While it is possible to find reasonable solutions with our heuristics, proving optimality is still a hard task. The table is ordered by an increasing difference between the lp relaxation and the optimum value. As can be seen this is reflected quite well in the number of B&B nodes needed to prove optimality. While the cuts we presented in this paper proved quite helpful, the main reason for the long running time is that solving the node lps is very time consuming. For example, the number of B&B nodes that CPLEX needs to solve the instance termintens-2 is merely 3,453. However, it takes 51.7 hours to solve the problem and 43.3 hours for the first 2,000 nodes.

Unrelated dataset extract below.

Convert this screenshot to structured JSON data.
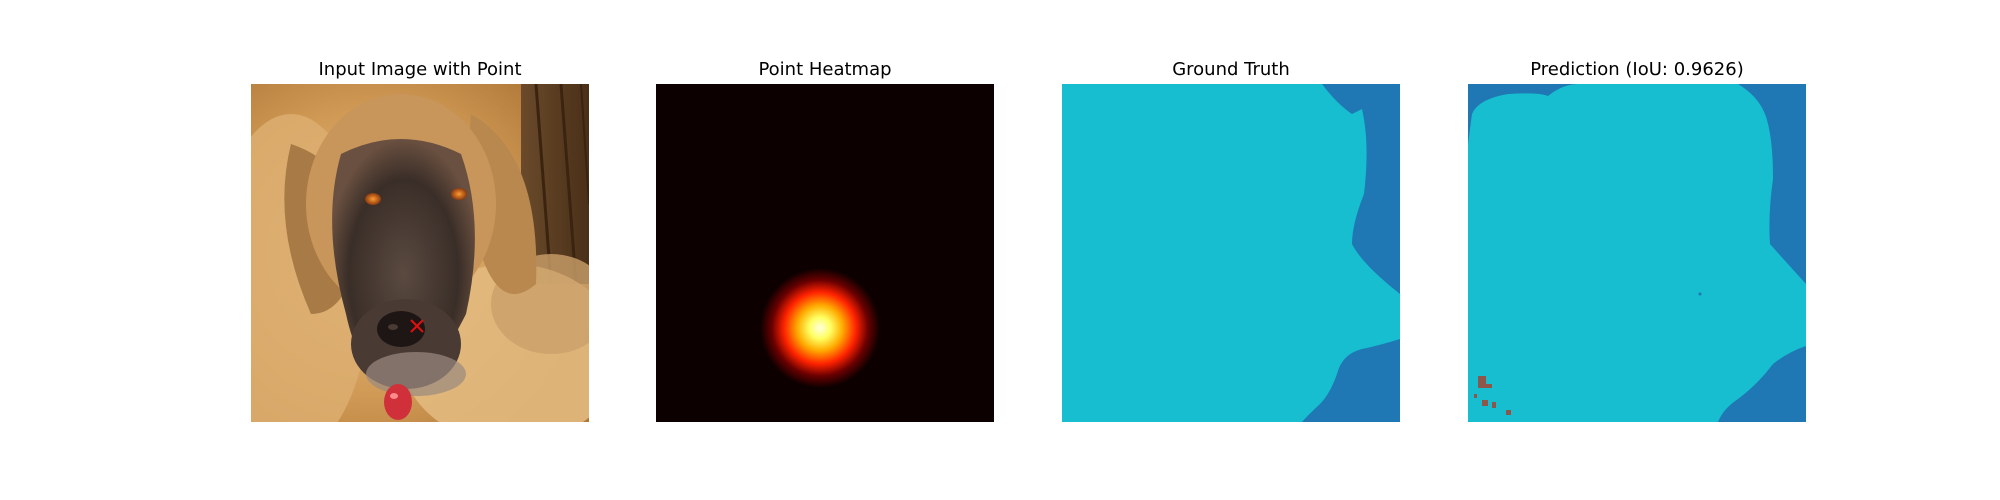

Figure 11 shows the primal and dual bounds during the solving process of the instance pedabox-2 with CPLEX using default setting and CPLEX using our heuristics, valid cuts, and variables elimination. Clearly, our approach improves both primal and dual bounds. For pedabox-2 with unit via-cost, our heuristics found an optimal solution after 17.8 minutes, while CPLEX alone could not find the optimal value after more than 80 hours. For this problem our approach (using crossing cuts and special heuristics) gives a dual bound of value 358.2311 directly after the root node, while default CPLEX reaches this value only after 46.1 hours and 158,507 nodes. We stop solving with default CPLEX after 83.33 hours and 300,516 nodes, and obtain a dual bound of 358.7628. This value is already reached by our approach after 49.6 minutes and 471 nodes.

Fig. 11
figure 16

pedabox-2 with unit via cost—primal and dual bounds

4 Conclusion and Outlook

The Steiner connectivity and the Steiner tree packing problem are just two examples of challenging and important questions to find the best possible connection of a set of terminals in a graph. For such problems chances are good that we can derive theoretical insights and come up with quite powerful solution algorithms, guided by our knowledge of the basic case. We are admittedly still working on individual problem variants, far from anything like a universal solution engine, and, in fact, going one step further into the direction of industrial models, e.g., in line planning or chip design, immediately makes things much more difficult, and even more, since problem sizes of real-world problems are growing fast. But such is life, would Martin Grötschel say. And he could still come, 20 years after Alexander Martin finished his thesis, into the office of one of his Ph.D. students and talk enthusiastically about an interesting and open Steiner problem.